Strömgren's results of a high abundance of hydrogen in stars contributed to the understanding of stars' evolution as gigantic 'hydrogen burners', which convert enormous amounts of hydrogen to radiation. The question was simply how this happened and a dedicated group of astronomers did everything in their power to assert the importance of solving the energy problem. 

A divide in Washington

In 1938 the Russian theoretical physicist Georgiy Gamov gathered a number of select physicists and astronomers, including Hans Bethe, Edward Teller, Nobel laureate Subrahmanyan Chandrasekhar and Bengt Strömgren, to a conference with the theme "stellar energy." Here, physicist Hans Bethe presented his important proposal for stellar energy production through the conversion of colliding hydrogen nuclei into helium nuclei, radiation and more hydrogen nuclei.

Bengt Strömgren says goodbye to his colleagues at Yerkes Observatory
Bengt Strömgren says goodbye to his colleagues at Yerkes Observatory, before he travels back to Denmark. His colleague, Subrahmanyan Chandrasekhar, travelled with the Strömgren family, as he, like Bengt Strömgren, had been invited to the important meeting in Washington.
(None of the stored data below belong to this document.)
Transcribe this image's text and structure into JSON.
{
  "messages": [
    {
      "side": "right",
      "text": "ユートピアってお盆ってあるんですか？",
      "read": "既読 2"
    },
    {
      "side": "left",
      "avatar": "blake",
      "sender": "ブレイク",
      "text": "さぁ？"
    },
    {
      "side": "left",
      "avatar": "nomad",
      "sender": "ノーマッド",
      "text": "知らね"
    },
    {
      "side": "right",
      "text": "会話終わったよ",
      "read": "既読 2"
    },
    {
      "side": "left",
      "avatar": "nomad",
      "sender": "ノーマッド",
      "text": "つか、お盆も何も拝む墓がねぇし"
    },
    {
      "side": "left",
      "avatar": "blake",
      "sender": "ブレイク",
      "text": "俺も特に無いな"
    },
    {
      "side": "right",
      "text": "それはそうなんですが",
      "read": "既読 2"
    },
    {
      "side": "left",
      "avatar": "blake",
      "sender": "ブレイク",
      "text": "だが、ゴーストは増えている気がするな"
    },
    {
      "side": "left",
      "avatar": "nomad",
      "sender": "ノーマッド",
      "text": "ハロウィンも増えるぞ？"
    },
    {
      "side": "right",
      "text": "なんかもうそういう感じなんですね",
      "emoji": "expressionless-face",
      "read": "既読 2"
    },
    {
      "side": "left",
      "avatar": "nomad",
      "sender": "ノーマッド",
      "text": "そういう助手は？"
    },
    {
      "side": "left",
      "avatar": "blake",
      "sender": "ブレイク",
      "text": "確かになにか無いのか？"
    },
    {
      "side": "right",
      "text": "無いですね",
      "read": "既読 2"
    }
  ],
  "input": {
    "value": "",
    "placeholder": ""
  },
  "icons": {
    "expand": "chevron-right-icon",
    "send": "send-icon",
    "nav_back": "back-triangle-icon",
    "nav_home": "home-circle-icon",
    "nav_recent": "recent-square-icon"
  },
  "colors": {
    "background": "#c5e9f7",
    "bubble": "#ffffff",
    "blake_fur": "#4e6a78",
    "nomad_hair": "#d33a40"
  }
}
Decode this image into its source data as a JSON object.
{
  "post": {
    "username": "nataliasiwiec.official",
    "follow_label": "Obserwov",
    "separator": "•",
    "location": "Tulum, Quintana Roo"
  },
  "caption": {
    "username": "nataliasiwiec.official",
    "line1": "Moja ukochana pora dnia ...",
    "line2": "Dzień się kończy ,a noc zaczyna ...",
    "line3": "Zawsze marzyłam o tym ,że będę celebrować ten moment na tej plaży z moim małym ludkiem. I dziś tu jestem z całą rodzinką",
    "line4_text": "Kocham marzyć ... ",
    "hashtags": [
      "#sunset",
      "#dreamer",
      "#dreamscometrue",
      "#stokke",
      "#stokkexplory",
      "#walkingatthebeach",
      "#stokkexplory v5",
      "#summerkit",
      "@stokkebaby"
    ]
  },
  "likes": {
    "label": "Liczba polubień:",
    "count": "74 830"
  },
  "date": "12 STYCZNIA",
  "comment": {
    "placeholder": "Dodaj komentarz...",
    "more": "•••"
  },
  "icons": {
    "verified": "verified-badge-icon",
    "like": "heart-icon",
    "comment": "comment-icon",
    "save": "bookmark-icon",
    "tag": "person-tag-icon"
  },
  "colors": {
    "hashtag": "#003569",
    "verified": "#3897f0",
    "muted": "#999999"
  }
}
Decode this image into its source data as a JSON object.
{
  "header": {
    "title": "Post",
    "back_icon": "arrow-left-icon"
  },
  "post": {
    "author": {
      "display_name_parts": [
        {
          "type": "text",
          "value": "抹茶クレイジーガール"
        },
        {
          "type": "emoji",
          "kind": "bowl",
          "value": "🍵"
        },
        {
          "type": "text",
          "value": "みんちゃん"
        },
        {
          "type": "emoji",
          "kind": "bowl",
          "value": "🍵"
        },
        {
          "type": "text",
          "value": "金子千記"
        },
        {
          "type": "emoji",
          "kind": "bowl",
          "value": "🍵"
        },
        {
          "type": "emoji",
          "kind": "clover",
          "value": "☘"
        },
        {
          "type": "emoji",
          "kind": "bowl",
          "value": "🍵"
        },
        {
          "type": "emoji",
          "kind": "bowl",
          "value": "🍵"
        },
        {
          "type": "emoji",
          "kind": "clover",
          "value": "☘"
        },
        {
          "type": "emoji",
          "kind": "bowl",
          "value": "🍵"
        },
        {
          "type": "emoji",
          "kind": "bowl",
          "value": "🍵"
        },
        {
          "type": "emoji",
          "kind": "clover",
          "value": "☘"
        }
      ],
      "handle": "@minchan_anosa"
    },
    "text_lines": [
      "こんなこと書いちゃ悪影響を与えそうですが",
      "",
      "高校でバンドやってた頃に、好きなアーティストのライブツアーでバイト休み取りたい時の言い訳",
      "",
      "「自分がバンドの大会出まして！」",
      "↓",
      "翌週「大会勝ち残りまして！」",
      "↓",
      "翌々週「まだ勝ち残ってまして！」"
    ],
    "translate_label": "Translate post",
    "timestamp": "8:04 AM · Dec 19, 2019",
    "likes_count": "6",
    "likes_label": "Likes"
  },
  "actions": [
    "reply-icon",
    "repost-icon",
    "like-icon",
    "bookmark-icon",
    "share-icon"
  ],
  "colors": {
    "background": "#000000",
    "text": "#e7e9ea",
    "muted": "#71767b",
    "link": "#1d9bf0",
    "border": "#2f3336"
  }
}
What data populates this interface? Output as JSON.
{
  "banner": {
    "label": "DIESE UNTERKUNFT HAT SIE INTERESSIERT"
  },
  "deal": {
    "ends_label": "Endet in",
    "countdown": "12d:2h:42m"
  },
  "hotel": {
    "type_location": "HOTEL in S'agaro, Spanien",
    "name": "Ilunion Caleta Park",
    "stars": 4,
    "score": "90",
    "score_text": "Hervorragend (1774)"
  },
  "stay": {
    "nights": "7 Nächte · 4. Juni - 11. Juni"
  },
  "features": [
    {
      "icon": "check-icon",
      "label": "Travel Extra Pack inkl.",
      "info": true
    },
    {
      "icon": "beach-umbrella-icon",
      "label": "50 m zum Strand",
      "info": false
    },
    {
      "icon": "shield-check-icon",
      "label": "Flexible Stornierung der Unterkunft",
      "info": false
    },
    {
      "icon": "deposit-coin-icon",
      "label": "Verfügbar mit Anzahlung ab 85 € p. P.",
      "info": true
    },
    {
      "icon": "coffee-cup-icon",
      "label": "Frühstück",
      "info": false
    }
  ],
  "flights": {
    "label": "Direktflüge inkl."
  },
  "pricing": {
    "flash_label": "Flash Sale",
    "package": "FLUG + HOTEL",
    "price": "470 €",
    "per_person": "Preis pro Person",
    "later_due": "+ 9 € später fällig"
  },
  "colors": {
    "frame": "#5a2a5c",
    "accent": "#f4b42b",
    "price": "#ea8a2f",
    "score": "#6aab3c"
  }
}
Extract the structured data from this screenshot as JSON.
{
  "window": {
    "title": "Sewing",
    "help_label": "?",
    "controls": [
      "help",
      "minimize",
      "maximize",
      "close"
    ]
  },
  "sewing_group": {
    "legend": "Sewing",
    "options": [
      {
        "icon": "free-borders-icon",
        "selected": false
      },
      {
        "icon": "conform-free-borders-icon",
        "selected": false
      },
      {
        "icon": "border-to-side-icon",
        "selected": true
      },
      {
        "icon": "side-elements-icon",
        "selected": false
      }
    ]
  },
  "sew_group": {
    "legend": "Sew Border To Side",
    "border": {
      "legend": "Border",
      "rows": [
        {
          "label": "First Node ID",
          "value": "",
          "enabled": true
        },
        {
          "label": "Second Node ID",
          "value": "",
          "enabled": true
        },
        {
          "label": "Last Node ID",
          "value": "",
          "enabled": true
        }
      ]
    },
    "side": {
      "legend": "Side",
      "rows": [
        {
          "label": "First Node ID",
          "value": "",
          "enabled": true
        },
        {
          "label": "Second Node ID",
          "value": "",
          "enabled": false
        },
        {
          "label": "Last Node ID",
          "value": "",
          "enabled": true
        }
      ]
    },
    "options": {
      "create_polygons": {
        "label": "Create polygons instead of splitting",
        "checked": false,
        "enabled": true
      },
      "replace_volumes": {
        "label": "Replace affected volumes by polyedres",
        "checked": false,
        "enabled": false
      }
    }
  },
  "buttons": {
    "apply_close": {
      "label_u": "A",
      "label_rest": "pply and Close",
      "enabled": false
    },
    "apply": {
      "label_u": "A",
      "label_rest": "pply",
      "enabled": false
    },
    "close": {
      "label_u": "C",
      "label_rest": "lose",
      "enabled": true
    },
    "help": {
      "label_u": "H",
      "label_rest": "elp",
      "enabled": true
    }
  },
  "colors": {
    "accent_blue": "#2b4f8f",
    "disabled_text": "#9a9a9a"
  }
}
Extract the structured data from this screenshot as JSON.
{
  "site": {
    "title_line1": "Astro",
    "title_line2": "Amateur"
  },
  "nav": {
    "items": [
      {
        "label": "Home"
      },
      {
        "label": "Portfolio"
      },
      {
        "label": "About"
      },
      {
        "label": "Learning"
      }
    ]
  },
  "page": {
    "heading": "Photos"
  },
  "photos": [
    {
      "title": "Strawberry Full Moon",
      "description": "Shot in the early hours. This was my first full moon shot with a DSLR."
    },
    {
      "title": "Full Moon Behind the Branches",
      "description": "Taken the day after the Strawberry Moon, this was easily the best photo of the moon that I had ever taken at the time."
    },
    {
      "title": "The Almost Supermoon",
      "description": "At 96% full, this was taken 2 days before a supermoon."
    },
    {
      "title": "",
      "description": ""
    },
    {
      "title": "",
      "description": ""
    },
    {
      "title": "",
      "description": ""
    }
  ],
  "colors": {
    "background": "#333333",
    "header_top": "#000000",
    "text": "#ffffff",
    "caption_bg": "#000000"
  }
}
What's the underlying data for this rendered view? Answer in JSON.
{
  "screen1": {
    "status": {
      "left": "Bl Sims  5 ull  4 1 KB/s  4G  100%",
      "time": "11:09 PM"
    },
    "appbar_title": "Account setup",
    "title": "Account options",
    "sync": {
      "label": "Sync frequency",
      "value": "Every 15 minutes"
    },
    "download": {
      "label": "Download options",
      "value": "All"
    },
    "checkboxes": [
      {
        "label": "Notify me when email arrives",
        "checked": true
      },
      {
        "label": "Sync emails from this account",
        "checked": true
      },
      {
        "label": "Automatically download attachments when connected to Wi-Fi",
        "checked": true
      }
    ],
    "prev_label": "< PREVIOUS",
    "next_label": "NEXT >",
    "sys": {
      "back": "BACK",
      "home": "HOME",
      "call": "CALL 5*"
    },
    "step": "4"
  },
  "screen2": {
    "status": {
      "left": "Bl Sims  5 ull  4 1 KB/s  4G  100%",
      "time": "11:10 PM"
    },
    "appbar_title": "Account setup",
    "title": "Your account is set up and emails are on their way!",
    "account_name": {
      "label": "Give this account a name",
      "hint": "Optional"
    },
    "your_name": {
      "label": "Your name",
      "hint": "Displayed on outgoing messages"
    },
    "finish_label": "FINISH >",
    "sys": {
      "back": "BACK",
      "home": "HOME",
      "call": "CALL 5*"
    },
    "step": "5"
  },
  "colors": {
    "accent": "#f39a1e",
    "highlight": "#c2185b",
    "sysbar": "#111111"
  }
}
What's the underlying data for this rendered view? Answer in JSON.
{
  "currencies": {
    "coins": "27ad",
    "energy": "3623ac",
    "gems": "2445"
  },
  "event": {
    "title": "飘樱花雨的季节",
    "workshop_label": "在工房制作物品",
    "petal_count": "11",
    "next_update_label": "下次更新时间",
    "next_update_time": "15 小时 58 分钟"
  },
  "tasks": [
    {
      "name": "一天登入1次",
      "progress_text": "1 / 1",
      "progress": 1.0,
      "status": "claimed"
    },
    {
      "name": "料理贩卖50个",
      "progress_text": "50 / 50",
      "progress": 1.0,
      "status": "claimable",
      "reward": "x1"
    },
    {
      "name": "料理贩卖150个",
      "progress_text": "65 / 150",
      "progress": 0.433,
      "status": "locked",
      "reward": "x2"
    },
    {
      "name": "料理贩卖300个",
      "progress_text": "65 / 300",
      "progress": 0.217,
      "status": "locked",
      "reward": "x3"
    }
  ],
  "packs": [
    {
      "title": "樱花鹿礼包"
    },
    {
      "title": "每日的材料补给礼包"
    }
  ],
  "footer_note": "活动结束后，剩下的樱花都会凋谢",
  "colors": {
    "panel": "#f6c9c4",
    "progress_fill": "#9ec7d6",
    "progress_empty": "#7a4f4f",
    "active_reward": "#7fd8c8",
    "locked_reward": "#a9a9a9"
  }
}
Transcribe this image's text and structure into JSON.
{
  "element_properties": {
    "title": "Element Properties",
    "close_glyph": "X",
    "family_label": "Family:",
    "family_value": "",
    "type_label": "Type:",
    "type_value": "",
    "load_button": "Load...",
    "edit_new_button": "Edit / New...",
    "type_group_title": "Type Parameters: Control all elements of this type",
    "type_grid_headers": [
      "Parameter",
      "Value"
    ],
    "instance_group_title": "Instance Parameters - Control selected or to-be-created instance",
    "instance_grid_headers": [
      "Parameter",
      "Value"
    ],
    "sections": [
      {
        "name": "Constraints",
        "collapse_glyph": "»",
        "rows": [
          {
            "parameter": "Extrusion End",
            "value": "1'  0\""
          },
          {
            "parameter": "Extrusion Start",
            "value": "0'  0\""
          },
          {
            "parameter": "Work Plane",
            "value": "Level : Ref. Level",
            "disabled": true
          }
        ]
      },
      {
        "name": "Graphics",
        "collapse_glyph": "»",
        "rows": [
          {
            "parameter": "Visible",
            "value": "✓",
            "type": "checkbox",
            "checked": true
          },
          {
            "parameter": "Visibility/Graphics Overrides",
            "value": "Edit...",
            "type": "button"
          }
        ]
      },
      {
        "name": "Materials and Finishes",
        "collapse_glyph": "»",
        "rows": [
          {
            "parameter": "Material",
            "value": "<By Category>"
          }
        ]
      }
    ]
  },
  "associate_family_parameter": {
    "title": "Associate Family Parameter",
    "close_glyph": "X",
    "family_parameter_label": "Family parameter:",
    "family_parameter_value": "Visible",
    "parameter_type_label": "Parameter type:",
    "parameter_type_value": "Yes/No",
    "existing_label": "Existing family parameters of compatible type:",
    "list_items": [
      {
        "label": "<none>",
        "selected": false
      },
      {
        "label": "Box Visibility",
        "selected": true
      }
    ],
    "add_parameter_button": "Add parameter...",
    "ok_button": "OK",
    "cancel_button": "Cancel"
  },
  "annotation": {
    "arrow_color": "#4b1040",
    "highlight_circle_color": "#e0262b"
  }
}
This was Bengt Strömgren's last stop in the US before he returned to his native land for a number of years.(source: Rebsdorf 2005, s. 284).

The CNO-process

The essence of Bethe´s theory was that four protons in one star fused into helium nuclei through a cyclical process in which carbon works as a catalyst (the CNO process). It later turned out that this process did not apply to the Sun, where the temperature is not high enough, but the process holds for stars that are heavier than the Sun. In the Sun it is the so-called proton-proton-process at work which was also introduced by Hans Bethe. This contribution was later recognized as fundamental for all later work in the area of nuclear energy production - and Bethe received the Nobel Prize in Physics in 1967.

Bengt Strömgren had come a long way with his many colleagues around the world. They could in principal calculate the temperature of a star, its radius, luminosity, and the internal structure. Now that the energy production as a result of the fusion of the light elements had fallen into place, Strömgren was closer to his goal, to increase man's knowledge of the Galaxy's (that is to say the Milky Way's) physical components and his theory about the predominance of the light elements in the stars and perhaps even the Universe was confirmed.